Tengo inconvenientes en como calcular la red de snubber. Por otro lado, la red que le puse hace que el motor encienda solo a traves del Triak, es posible que el mal calculo de esta red de snubber haga que se dispare el triak?, muchisimas gracias y si alguien me puede ayudar se lo agradeceria infinitamente


----------



## dant (Ago 29, 2007)

Hola Danko2:

Si , es posible que la snubber que tu calculaste no este funcionando correctamente y estas
excediendo el valor permitido de dv/dt, es lo mas probable cuando tenemos una carga altamente reactiva, donde existe un considerable desfasaje entre la tensión de carga y la corriente de la misma. 
Cuando el triac conmuta, esto es la corriente se hace cero, la tensión aplicada en los bornes del mismo no es cero, debido al desfasaje entre ambas magnitudes. El triac entonces repentinamente requerirá bloquear esta tensión. 
El resultado de esta conmutación puede forzar al triac a volver al estado de conducción si se excede el valor permitido de dv/dt. Otra alternativa es usar un Hi-Com triac.

Saludos, dant


----------



## Danko2 (Ago 29, 2007)

Me ayudarias a calcular el valor de la red de snubber? Muchisimas gracias


----------



## Juan Romero (Ago 29, 2007)

no es muy complicado calcular y dimensionar una red snubber, solo hay que aplicar el calculo y las ecuaciones adecuadas para la aplicacion.


----------



## daniel1985 (Oct 13, 2008)

Saludos

Yo coloque una red SNUBBER entre catodo y anodo y no funciono, ya que al momento de conectarle al enchufe se acciona el rele (se dispara el SCR).

La resistencia y el capacitor no son los valores correctos  

pero al colocarle la red SNUBBER entre compuerta y katodo, ya no se me acciona. (es decir ya no se dispara el SCR al enchufarlo a la pared)

Mi pregunta?, porque sucede esto..............

La resistencia es una 10 ohmios con un capacitor de 100nf, 

dv/dt=5


----------



## Fogonazo (Oct 13, 2008)

Allí va solo una resistencia de bajo valor (Por ejemplo 1000 Ohms) para evitar que alguna interferencia que ande por allí dispare al SCR.
La red de Snubber  va en paralelo con los contactos de relee.

Yo veo mal o R2 es de 100K ?


----------



## daniel1985 (Oct 14, 2008)

Saludos:

si es de 100k, el datasheet decia que la corriente de compuerta es de 50uA, 

5/100k = 50uA

Busque en el datasheet pero no encontre el valor de la resistencia que debo colocar.
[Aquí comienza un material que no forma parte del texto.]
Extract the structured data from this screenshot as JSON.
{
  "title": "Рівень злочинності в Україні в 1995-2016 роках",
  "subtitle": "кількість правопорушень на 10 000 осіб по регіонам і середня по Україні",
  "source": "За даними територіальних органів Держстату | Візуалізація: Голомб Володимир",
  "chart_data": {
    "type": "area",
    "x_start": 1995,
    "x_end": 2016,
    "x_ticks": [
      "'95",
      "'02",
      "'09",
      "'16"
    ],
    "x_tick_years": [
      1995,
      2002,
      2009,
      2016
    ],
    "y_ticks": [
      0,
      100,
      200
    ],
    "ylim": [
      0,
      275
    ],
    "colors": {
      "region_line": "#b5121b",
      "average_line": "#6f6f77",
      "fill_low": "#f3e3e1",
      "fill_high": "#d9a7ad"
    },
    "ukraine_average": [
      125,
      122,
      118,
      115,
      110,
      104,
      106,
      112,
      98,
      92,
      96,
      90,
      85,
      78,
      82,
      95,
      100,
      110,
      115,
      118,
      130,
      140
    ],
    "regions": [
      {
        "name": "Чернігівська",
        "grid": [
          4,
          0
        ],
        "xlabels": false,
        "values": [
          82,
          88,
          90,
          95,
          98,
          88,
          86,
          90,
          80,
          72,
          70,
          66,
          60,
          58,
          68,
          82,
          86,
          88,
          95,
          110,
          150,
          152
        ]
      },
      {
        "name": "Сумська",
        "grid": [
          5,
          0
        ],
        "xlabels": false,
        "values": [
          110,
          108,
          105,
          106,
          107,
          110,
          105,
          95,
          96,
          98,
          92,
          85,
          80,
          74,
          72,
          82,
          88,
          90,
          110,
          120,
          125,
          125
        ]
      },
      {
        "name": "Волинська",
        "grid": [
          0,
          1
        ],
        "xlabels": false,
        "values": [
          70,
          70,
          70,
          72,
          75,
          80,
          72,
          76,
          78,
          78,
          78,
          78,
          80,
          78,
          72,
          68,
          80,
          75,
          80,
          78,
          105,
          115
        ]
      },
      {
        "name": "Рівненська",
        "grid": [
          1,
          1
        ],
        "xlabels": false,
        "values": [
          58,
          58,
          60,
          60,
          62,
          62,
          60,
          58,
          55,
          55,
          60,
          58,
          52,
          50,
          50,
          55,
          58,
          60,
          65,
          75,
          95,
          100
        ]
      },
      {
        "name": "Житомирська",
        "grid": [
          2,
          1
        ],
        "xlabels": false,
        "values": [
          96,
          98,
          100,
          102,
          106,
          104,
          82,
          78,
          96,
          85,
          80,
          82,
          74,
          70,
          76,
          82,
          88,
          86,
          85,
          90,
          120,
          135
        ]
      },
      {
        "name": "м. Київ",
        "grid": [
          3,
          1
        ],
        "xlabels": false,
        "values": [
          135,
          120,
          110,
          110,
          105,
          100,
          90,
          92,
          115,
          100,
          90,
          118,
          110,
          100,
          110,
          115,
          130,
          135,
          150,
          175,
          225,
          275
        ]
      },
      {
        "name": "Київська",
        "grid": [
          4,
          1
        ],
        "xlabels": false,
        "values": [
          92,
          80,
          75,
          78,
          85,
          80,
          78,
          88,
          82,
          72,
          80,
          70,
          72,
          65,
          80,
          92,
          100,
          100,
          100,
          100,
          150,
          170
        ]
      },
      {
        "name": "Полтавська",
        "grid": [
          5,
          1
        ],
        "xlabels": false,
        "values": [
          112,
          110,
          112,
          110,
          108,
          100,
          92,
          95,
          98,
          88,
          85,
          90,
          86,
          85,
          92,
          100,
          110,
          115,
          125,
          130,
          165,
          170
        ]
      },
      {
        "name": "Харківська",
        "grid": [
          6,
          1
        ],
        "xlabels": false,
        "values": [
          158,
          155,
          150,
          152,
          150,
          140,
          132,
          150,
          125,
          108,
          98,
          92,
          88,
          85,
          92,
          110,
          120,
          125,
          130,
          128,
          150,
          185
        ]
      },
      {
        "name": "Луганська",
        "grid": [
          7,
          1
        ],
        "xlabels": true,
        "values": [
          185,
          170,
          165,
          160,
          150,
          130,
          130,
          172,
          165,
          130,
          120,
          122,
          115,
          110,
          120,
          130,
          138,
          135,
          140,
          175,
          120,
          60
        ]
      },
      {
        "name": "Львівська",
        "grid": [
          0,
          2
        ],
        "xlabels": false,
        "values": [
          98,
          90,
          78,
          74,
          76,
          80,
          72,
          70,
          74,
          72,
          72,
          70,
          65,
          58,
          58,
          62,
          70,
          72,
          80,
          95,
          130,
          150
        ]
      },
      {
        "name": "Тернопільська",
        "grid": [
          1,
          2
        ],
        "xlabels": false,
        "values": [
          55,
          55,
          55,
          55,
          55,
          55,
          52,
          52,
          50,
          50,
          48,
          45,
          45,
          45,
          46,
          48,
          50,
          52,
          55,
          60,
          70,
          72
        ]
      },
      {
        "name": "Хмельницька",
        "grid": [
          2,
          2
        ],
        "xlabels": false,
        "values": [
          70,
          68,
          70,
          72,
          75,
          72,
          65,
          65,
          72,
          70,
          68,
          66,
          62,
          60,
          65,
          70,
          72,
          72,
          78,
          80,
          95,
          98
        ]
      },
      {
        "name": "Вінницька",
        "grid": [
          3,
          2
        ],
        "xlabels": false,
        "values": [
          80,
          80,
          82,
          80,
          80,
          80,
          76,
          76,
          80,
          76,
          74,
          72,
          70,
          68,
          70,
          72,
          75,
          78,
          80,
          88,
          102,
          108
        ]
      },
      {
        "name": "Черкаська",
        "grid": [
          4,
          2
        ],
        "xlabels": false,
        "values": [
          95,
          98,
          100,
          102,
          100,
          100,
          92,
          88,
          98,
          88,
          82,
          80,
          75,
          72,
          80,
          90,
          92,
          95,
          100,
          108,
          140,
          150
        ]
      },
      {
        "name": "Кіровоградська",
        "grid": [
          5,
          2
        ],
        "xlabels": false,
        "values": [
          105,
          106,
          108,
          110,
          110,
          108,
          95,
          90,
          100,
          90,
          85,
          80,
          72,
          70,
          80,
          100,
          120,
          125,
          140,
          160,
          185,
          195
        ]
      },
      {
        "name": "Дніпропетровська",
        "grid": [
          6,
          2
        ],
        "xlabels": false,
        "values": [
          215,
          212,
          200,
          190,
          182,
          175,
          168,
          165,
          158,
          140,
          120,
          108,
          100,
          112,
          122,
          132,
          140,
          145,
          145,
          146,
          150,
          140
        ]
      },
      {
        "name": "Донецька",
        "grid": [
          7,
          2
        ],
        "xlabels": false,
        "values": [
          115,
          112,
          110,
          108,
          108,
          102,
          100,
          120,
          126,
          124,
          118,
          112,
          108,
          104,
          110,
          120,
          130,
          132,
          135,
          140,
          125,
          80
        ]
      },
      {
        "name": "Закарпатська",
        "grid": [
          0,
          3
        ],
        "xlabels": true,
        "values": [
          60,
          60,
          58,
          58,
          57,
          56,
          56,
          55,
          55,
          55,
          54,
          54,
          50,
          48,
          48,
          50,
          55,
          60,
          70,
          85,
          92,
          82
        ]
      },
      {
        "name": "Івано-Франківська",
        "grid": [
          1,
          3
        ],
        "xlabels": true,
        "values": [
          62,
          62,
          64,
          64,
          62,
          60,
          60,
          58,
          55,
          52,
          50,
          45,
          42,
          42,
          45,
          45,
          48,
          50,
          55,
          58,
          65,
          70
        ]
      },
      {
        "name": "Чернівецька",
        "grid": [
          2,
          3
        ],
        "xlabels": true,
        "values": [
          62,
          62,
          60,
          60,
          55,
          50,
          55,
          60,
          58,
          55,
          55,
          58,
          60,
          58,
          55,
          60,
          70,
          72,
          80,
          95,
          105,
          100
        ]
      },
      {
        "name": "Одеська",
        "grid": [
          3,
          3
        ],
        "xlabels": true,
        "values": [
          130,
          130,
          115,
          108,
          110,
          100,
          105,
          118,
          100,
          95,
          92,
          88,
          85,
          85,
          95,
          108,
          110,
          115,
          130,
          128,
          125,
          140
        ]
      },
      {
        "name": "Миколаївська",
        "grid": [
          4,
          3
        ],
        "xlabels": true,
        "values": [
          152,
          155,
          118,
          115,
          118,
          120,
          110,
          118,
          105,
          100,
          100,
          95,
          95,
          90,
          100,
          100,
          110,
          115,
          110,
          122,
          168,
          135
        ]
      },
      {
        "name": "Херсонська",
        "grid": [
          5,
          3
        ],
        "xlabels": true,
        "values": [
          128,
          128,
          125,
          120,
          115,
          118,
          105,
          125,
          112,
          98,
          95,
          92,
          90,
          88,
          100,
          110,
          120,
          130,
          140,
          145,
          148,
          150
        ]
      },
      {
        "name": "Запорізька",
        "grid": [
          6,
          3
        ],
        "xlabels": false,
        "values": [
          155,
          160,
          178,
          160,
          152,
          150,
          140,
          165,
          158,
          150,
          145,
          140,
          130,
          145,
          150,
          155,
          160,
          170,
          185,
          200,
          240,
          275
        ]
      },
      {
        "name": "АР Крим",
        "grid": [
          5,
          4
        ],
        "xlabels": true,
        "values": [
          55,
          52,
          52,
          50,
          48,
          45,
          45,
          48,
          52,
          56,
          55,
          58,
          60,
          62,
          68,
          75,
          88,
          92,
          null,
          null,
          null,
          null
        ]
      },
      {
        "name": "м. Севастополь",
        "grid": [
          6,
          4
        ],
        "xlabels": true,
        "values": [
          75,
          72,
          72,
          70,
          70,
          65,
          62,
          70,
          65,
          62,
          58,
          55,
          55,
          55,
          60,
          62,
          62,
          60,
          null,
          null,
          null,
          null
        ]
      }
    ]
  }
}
como coloco la red snubber?


----------



## Fogonazo (Oct 14, 2008)

Serían 50uA sin la resistencia de compuerta, ahora deben bastante más, deberás "Bajar" el valor de R2 para que sobre la "Gate " aparezcan 0,8V para energizar el SCR.


----------



## alekse (Nov 20, 2010)

hola es grato slaudarlos
tengo una duda o problema en el diagrama que tengo no figura lo que veo en 
la imagen, hay un triac 45A que señala y que se conecta a la carga del motor,

es un circuito inductivo
me podrian decir como conectarlo y que componentes necesito como esta ne la imagen
esperrando su ayuda 
gracias 
disculpen , soy nuevo


----------



## vrujo koal (Sep 11, 2014)

como puedo calcular cual es la formula


----------